One man came dressed as a grim reaper brandishing a Minion toy and a pretend syringe – a political critique of President Jair Bolsonaro’s denialist response to Covid. Other performers sambaed on wooden stilts or carried the flags of their racily named blocos including Bésame Mucho (Cover Me With Kisses) and the Bloco das Trepadeiras (Botanical Bonking).

Claudio Manhães, a 43-year-old x-ray technician, came to represent his group – founded by a gang of samba-loving radiology professionals and called Te Vejo Por Dentro, or I Can See Your Insides. “We thought this year’s carnival would be a super carnival like in 1919 after the Spanish flu,” Manhães said, showing off photographs of the green T-shirts his bloco had printed for a party that would no longer take place.

“It’s sad. There were so many expectations,” Manhães sighed. “Revelers wanted that moment of joy – and even more so than usual because of the Covid pandemic.”

Dhel Aquino, the founder of Dhel e os Cabras da Peste, a bloco that mixes samba with north-eastern rhythms like frevo and baião, said the government’s failure to support Rio’s free, open-air carnival undermined the democratic nature of debauchery.

“Our carnival is participative … a place where you can have fun if you’ve got money and have fun if you don’t,” said the Amazon-born journalist who remembered falling in love with carnival when he moved to Rio with his family as a child.

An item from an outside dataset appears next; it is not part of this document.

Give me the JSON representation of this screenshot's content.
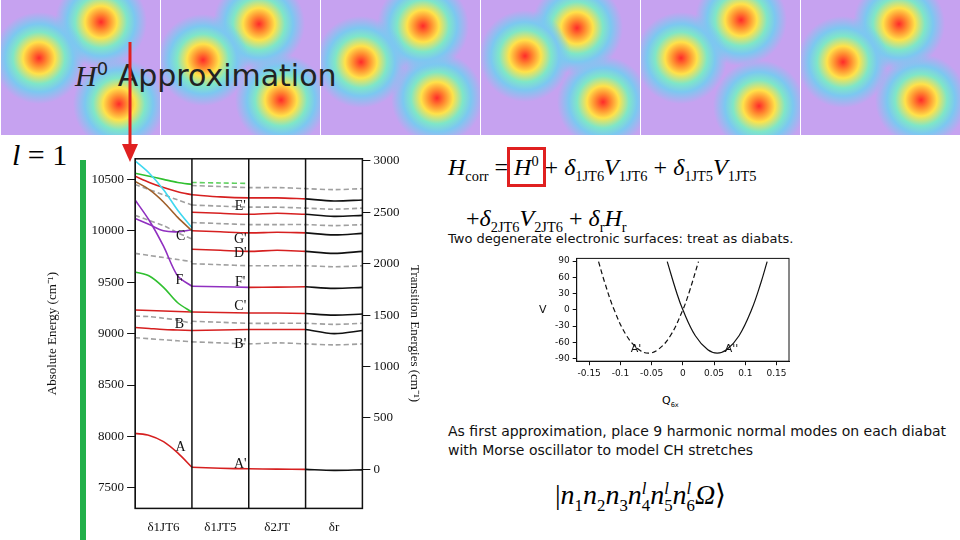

“I live carnival and I breathe carnival. I spend the whole year thinking about carnival,” Aquino enthused before donning a red clown’s nose and joining the jamboree. “It represents freedom. It represents being able to forget about your daily life, your problems, your demands and your worries.”

Tarcísio Motta, a leftist councillor who has criticised the government’s treatment of the blocos, questioned whether Rio’s mayor wanted to cast himself as “an enemy of carnival”. “The city hall is right to support the samba schools … but why haven’t they done the same for street carnival?” Motta asked, accusing authorities of depriving residents of their legal right to carnival.

As Wednesday’s protest grew Juarez Santos, the president of the LGBTQ+ bloco Banda das Quengas (Band of the Floozies), reminisced about carnivals past, when huge sweat-drenched crowds mobbed his bloco’s sound system in the Cruz Vermelha square to hear Brazilian classics – and the mandatory anthem I Will Survive!

There would be no Gloria Gaynor in 2022, lamented Santos, whose rainbow vest featured the group’s name and cartoon of a muscular male dancer in a minuscule scarlet thong. “This year we have been silenced.”